On August 5, 2020, the U.S. Equal Employment Opportunity Commission (EEOC) released two technical assistance documents addressing opioid addiction and employment. The EEOC defines opioids to include prescription drugs such as codeine, morphine, oxycodone, hydrocodone, meperidine, buprenorphine and methadone, as well as illegal drugs like heroin.
The first document is guidance for employees and explains that the Americans with Disabilities Act (ADA) may apply to employees “who are not engaged in the current illegal use of drugs and are qualified for employment.” The employee guidance clarifies that employees who are using opioids legally, are in treatment for opioid addiction or have recovered from their addiction are protected from discrimination and may be entitled to a reasonable accommodation under the ADA. If an employee is not disqualified by a federal law and his or her opioid use is legal (for instance, if taken to treat a medical condition), an employer cannot automatically disqualify an employee from a job because of the opioid use without consideration of whether there is a means for the employee to safely and effectively perform the job. In addition, opioid addiction (or opioid use disorder) is itself a diagnosable medical condition that can be an ADA-covered disability.
The guidance also confirms that for purposes of the ADA, it is the employee’s responsibility to ask for a reasonable accommodation, which can be done at any time, although the EEOC suggests that employees ask for an accommodation before problems in job performance occur. The employer is entitled to ask the employee to submit medical documentation supporting the request and explaining why the employee needs an accommodation. Such accommodations may include different work breaks or schedules (to attend support groups or receive treatment), changes in shift assignments, or temporary transfers to other positions.
Importantly, employers should not immediately terminate an employee for drug use. The employee guidance states that if subject to a drug test, an employee should have the opportunity to provide information about any lawful drug use that may have caused a positive test. Employers must then determine whether that employee poses a significant safety risk, even with an accommodation, before removing the employee from a job because of safety reasons.
The second document is directed at healthcare providers and provides guidance on the type and form of medical information recommended to be provided to support an employee’s accommodation request or fitness-for-duty evaluation. Specifically, the EEOC notes that the healthcare provider need not be a medical doctor to provide medical documentation related to an ADA disability accommodation request. Further, the documentation provided does not need to be extensive but should explain, among other things, the nature of the patient’s medical condition, the patient’s functional limitations in the absence of treatment, the need for a reasonable accommodation and potential effective accommodations.

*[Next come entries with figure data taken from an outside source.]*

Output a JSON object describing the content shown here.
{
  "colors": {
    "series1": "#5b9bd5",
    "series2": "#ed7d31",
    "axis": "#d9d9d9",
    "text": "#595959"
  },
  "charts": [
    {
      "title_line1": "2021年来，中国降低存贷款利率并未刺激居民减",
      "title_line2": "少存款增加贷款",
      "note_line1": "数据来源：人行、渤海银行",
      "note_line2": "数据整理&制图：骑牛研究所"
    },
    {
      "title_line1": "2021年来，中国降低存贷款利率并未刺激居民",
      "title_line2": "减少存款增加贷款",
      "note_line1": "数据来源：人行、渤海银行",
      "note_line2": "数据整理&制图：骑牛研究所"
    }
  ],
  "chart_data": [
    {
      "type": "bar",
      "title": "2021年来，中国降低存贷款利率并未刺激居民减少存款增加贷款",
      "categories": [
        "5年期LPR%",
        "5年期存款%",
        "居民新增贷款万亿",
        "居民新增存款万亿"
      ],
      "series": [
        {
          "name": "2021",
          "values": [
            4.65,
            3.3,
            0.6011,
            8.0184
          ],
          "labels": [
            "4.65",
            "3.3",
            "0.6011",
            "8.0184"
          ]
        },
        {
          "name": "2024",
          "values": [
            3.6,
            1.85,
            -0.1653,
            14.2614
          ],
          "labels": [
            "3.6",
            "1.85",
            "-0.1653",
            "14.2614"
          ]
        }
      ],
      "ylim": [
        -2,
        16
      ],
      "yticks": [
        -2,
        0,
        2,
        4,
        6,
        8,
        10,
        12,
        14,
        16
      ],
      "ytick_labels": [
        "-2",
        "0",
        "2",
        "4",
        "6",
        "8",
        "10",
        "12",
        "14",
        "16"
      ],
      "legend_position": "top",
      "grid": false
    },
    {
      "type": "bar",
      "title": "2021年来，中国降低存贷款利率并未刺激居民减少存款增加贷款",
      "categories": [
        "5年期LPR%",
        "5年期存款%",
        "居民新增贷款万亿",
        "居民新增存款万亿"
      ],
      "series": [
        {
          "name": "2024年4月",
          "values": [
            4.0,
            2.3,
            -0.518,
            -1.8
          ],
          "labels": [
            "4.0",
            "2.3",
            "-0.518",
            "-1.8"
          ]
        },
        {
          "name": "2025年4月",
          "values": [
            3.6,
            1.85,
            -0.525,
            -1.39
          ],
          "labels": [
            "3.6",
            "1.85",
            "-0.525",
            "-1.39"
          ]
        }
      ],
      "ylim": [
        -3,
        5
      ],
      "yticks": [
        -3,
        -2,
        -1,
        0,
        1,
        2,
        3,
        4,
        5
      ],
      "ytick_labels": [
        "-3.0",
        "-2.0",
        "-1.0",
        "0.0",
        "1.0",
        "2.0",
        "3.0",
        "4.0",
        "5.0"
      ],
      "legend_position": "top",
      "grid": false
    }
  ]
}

In addition, the guidance lists the factors employers must evaluate when making a direct threat assessment, such as “the level of risk posed by a disability, taking into account the probability that harm will occur, the imminence of the potential harm, the duration of the risk, and the severity of the potential harm.” Therefore, a restriction such as “no operating heavy machinery” is inadequate. Instead, the EEOC states that the healthcare provider should describe the relevant medical events or behaviors that could occur on the job and the probability that they will occur, and also describe any safety precautions that would decrease the probability of that medical event or behavior happening. The guidance also directs healthcare providers to consider and assess any risks the patient’s condition may present in light of the specific nature of the work performed, and if information is needed for the healthcare provider to make an accurate assessment, he or she should ask the employer.
Though the EEOC guidance is intended for employees and healthcare providers, employers also should review the documents because they provide insight into the EEOC’s position as to opioid-related disabilities and ADA coverage. Employers should also ensure that their accommodation, drug testing and anti-discrimination policies are aligned with the new guidance and that their employees who enforce those policies are trained accordingly. Importantly, employers should also keep in mind any relevant state or city laws, which may impose even greater protections for employees who use opioids and greater responsibility on the employer to engage in the interactive process before any accommodation is requested.